Walk2COP26: Carbon Copy’s Ric Casale on the importance of local climate action

Six people in walking clothes are stood in a forest on a dirt road.

Today, a group of six intrepid walkers from UK climate charity Carbon Copy have set off on a 510km journey from London to Glasgow. They’re due to arrive just in time for the start of the UN Climate Conference, COP26, and along the way, they’ll be meeting groups and individuals across business, government and civic society who are driving forward climate action in their local area. In this guest blog, Co-Founder of Carbon Copy Ric Casale tells us more about Walk2COP26 – and why local action is key to combatting the climate crisis.

Sharing Our ‘Dash’: London – Glasgow

“I read of a man who stood to speak at the funeral of a friend. He referred to the dates on the tombstone from the beginning… to the end.
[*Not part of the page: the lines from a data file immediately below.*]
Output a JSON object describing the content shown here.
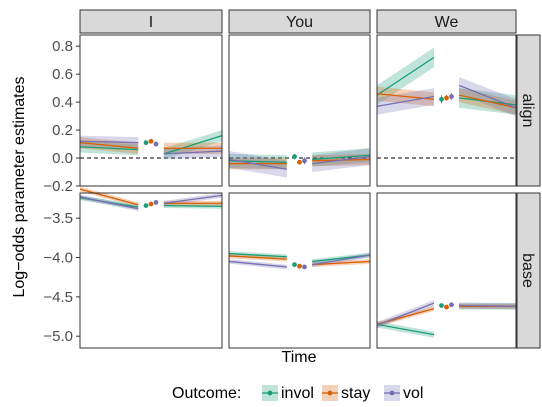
{
  "chart_data": {
    "type": "line",
    "xlabel": "Time",
    "ylabel": "Log−odds parameter estimates",
    "columns": [
      "I",
      "You",
      "We"
    ],
    "rows": [
      {
        "label": "align",
        "yticks": [
          "0.8",
          "0.6",
          "0.4",
          "0.2",
          "0.0",
          "−0.2"
        ],
        "tick_values": [
          0.8,
          0.6,
          0.4,
          0.2,
          0.0,
          -0.2
        ],
        "ylim": [
          -0.2,
          0.88
        ],
        "reference_line": 0.0
      },
      {
        "label": "base",
        "yticks": [
          "−3.5",
          "−4.0",
          "−4.5",
          "−5.0"
        ],
        "tick_values": [
          -3.5,
          -4.0,
          -4.5,
          -5.0
        ],
        "ylim": [
          -5.15,
          -3.18
        ]
      }
    ],
    "xlim": [
      0,
      2
    ],
    "segments": [
      [
        0.0,
        0.82
      ],
      [
        1.18,
        2.0
      ]
    ],
    "legend": {
      "title": "Outcome:",
      "labels": [
        "invol",
        "stay",
        "vol"
      ],
      "position": "bottom"
    },
    "colors": {
      "invol": "#1b9e77",
      "stay": "#d95f02",
      "vol": "#7570b3"
    },
    "panels": [
      {
        "row": "align",
        "col": "I",
        "series": [
          {
            "name": "invol",
            "seg1": [
              0.08,
              0.06
            ],
            "seg2": [
              0.03,
              0.16
            ],
            "ci": 0.04,
            "point": 0.11
          },
          {
            "name": "stay",
            "seg1": [
              0.11,
              0.07
            ],
            "seg2": [
              0.07,
              0.07
            ],
            "ci": 0.04,
            "point": 0.12
          },
          {
            "name": "vol",
            "seg1": [
              0.12,
              0.11
            ],
            "seg2": [
              0.03,
              0.05
            ],
            "ci": 0.04,
            "point": 0.1
          }
        ]
      },
      {
        "row": "align",
        "col": "You",
        "series": [
          {
            "name": "invol",
            "seg1": [
              -0.02,
              -0.03
            ],
            "seg2": [
              -0.01,
              0.02
            ],
            "ci": 0.05,
            "point": 0.01
          },
          {
            "name": "stay",
            "seg1": [
              -0.04,
              -0.04
            ],
            "seg2": [
              -0.02,
              -0.01
            ],
            "ci": 0.04,
            "point": -0.03
          },
          {
            "name": "vol",
            "seg1": [
              -0.01,
              -0.08
            ],
            "seg2": [
              -0.04,
              0.01
            ],
            "ci": 0.06,
            "point": -0.02
          }
        ]
      },
      {
        "row": "align",
        "col": "We",
        "series": [
          {
            "name": "invol",
            "seg1": [
              0.45,
              0.72
            ],
            "seg2": [
              0.43,
              0.38
            ],
            "ci": 0.07,
            "point": 0.42
          },
          {
            "name": "stay",
            "seg1": [
              0.46,
              0.42
            ],
            "seg2": [
              0.45,
              0.36
            ],
            "ci": 0.05,
            "point": 0.43
          },
          {
            "name": "vol",
            "seg1": [
              0.37,
              0.44
            ],
            "seg2": [
              0.52,
              0.36
            ],
            "ci": 0.06,
            "point": 0.44
          }
        ]
      },
      {
        "row": "base",
        "col": "I",
        "series": [
          {
            "name": "invol",
            "seg1": [
              -3.24,
              -3.36
            ],
            "seg2": [
              -3.34,
              -3.35
            ],
            "ci": 0.03,
            "point": -3.34
          },
          {
            "name": "stay",
            "seg1": [
              -3.13,
              -3.33
            ],
            "seg2": [
              -3.31,
              -3.31
            ],
            "ci": 0.03,
            "point": -3.32
          },
          {
            "name": "vol",
            "seg1": [
              -3.23,
              -3.38
            ],
            "seg2": [
              -3.31,
              -3.21
            ],
            "ci": 0.03,
            "point": -3.3
          }
        ]
      },
      {
        "row": "base",
        "col": "You",
        "series": [
          {
            "name": "invol",
            "seg1": [
              -3.95,
              -3.99
            ],
            "seg2": [
              -4.05,
              -3.97
            ],
            "ci": 0.03,
            "point": -4.09
          },
          {
            "name": "stay",
            "seg1": [
              -3.98,
              -4.02
            ],
            "seg2": [
              -4.09,
              -4.05
            ],
            "ci": 0.03,
            "point": -4.11
          },
          {
            "name": "vol",
            "seg1": [
              -4.05,
              -4.12
            ],
            "seg2": [
              -4.09,
              -3.97
            ],
            "ci": 0.03,
            "point": -4.12
          }
        ]
      },
      {
        "row": "base",
        "col": "We",
        "series": [
          {
            "name": "invol",
            "seg1": [
              -4.85,
              -4.98
            ],
            "seg2": [
              -4.62,
              -4.62
            ],
            "ci": 0.04,
            "point": -4.61
          },
          {
            "name": "stay",
            "seg1": [
              -4.85,
              -4.65
            ],
            "seg2": [
              -4.62,
              -4.62
            ],
            "ci": 0.03,
            "point": -4.63
          },
          {
            "name": "vol",
            "seg1": [
              -4.86,
              -4.58
            ],
            "seg2": [
              -4.61,
              -4.62
            ],
            "ci": 0.04,
            "point": -4.6
          }
        ]
      }
    ]
  }
}
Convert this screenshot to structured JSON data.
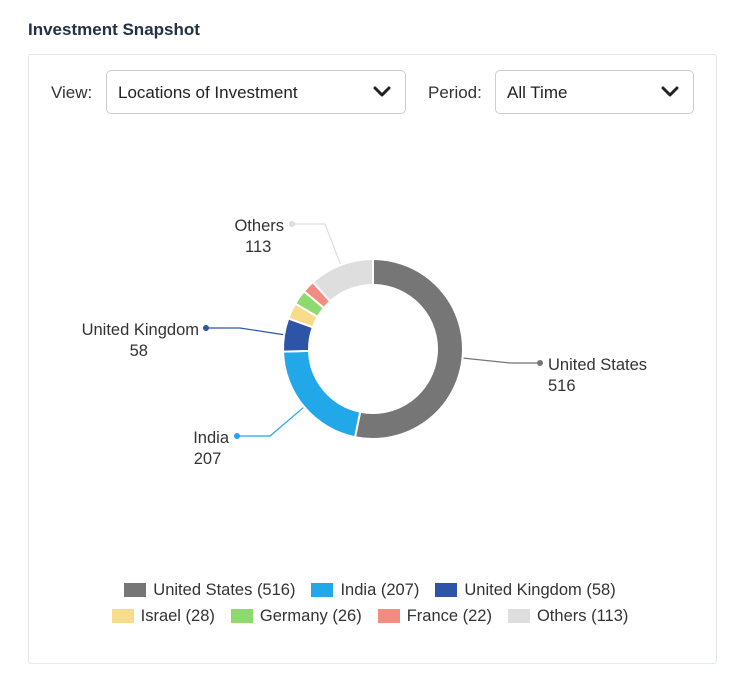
{
  "header": {
    "title": "Investment Snapshot"
  },
  "filters": {
    "view_label": "View:",
    "view_value": "Locations of Investment",
    "period_label": "Period:",
    "period_value": "All Time"
  },
  "chart_data": {
    "type": "pie",
    "donut": true,
    "slices": [
      {
        "label": "United States",
        "value": 516,
        "color": "#767676"
      },
      {
        "label": "India",
        "value": 207,
        "color": "#22a7e8"
      },
      {
        "label": "United Kingdom",
        "value": 58,
        "color": "#2e54a8"
      },
      {
        "label": "Israel",
        "value": 28,
        "color": "#f7dc8c"
      },
      {
        "label": "Germany",
        "value": 26,
        "color": "#8fda6e"
      },
      {
        "label": "France",
        "value": 22,
        "color": "#f28b82"
      },
      {
        "label": "Others",
        "value": 113,
        "color": "#dedede"
      }
    ],
    "callouts": [
      {
        "name": "United States",
        "value": "516"
      },
      {
        "name": "India",
        "value": "207"
      },
      {
        "name": "United Kingdom",
        "value": "58"
      },
      {
        "name": "Others",
        "value": "113"
      }
    ],
    "legend": [
      [
        "United States (516)",
        "India (207)",
        "United Kingdom (58)"
      ],
      [
        "Israel (28)",
        "Germany (26)",
        "France (22)",
        "Others (113)"
      ]
    ],
    "legend_position": "bottom"
  }
}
He noted that first came the date of birth and spoke the following date with tears, but he said what mattered most of all was the dash between those years.”

In her poem, Linda Ellis goes on to embellish that little line in-between: that what matters more than the dates is how we live and love and how we spend our dash.

There is so much expectation for greater ambition and collaboration between the parties attending the global climate summit (COP26) in Glasgow next month. At the same time, we also expect our national government in Westminster to do more about the climate emergency and to put their pledges into practice. Between these two focal points is all the climate action that takes place locally; our dash.

Nature abhors a vacuum, and the space in between London and Glasgow is filling up. Different social and commercial models are taking hold, from community energy schemes to community-supported agriculture (CSA); community land trusts (CLTs) to electric car clubs and community buses; circular economy initiatives from local recycling enterprises to repair cafés. The scope for local climate action is expanding all the time, as there are carbon consequences when addressing issues such as food poverty, community resilience and neglected public spaces.

In facing up to the climate crisis that’s on our doorstep, it has been local and municipal governments that have led in their ambition and willingness to act. Today, almost three-quarters of all local authority areas across the UK have formally declared a climate emergency and over half of them have set a goal of reaching net-zero carbon emissions locally by 2030 or sooner. That’s twenty years ahead of the national target of 2050.

The pandemic has made us all much more aware of the fragility of our social and economic systems and of our own vulnerability, everywhere. At the same time, we realise how deeply interconnected we are, with the natural world and with each other. And from these shifts in how we think about one another and our surroundings has emerged a stronger sense of solidarity and a resolve to build back better where we live.

The importance and impact of local action amidst the noise of high-profile events and personalities continues to be under-reported, hidden in plain sight. Showcasing this local leadership and inspiring others through example is what UK climate action charity Carbon Copy stands for. Walking from London to Glasgow and meeting different people en route is another way for us to draw people’s attention to the all-important stuff that’s happening elsewhere.

Walk2COP26 takes place during October when six people will walk 500 miles in just 26 days. Along the way, we will engage people in this groundswell of local leadership and shine a light on the civic actions that local government, businesses, and civil society can and are taking. Supporting the walk, Carbon Copy will amplify the carbon stories that unfold, helping to shape our collective imagination about what is possible and about how we might live our dash.

Ric Casale, Co-founder of Carbon Copy, walking from London to Glasgow.